Around the same time that Sherman was making the Rear Screen Projections, she was commissioned to create new images for Artforum magazine. The twelve color horizontal photographs that comprise the series ushered in a new era in Sherman's career. Continuing her exploration of the tension between artifice and identity in consumer culture, she responded with a series clearly referencing erotic images commonly found in the middle of men’s magazines at the time. Sherman reverses the dynamic of male photographer and female pin-up by assuming both roles, consequently subverting the genre by replacing the traditional nude woman with fully clothed female subjects reclining in emotionally suggestive yet ambivalently distanced poses. The photographs were ultimately never published by the magazine for fear of public backlash and instead became a critically acclaimed series known as the Centerfolds.
‘Art Innovator: Cindy Sherman,’ WSJ – The Wall Street Journal Magazine (November 2019)

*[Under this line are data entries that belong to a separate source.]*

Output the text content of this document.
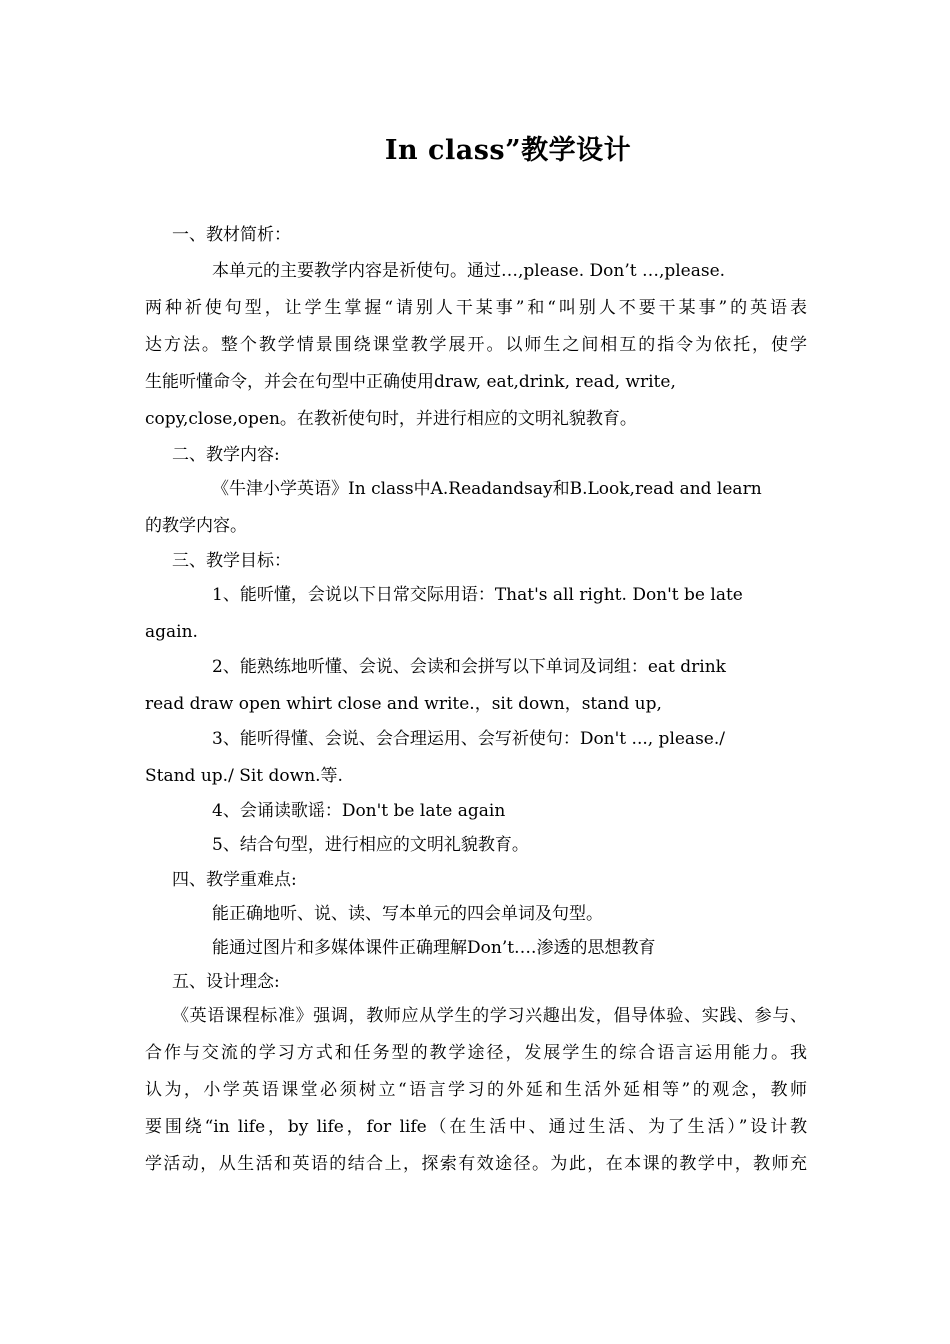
In class”教学设计
一、教材简析：
本单元的主要教学内容是祈使句。通过…,please. Don’t …,please.
两种祈使句型，让学生掌握“请别人干某事”和“叫别人不要干某事”的英语表
达方法。整个教学情景围绕课堂教学展开。以师生之间相互的指令为依托，使学
生能听懂命令，并会在句型中正确使用draw, eat,drink, read, write,
copy,close,open。在教祈使句时，并进行相应的文明礼貌教育。
二、教学内容:
《牛津小学英语》In class中A.Readandsay和B.Look,read and learn
的教学内容。
三、教学目标：
1、能听懂，会说以下日常交际用语：That's all right. Don't be late
again.
2、能熟练地听懂、会说、会读和会拼写以下单词及词组：eat drink
read draw open whirt close and write.，sit down，stand up,
3、能听得懂、会说、会合理运用、会写祈使句：Don't ..., please./
Stand up./ Sit down.等.
4、会诵读歌谣：Don't be late again
5、结合句型，进行相应的文明礼貌教育。
四、教学重难点:
能正确地听、说、读、写本单元的四会单词及句型。
能通过图片和多媒体课件正确理解Don’t….渗透的思想教育
五、设计理念:
《英语课程标准》强调，教师应从学生的学习兴趣出发，倡导体验、实践、参与、
合作与交流的学习方式和任务型的教学途径，发展学生的综合语言运用能力。我
认为，小学英语课堂必须树立“语言学习的外延和生活外延相等”的观念，教师
要围绕“in life，by life，for life（在生活中、通过生活、为了生活）”设计教
学活动，从生活和英语的结合上，探索有效途径。为此，在本课的教学中，教师充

The final chapter of the show includes the full set of vertical works from Sherman’s Color Studies of 1981 – 82. The series is made up of two bodies of work, but with common characteristics in their use and experimentation with color. The title itself indicates that Sherman’s interest in color takes precedence over subject, reinforced by the fact that many of the figures in this series subjects are relegated to the shadows.
‘Cindy Sherman. 1977 – 1982’ is on view now through 8 January 2023 at Hauser & Wirth Downtown Los Angeles.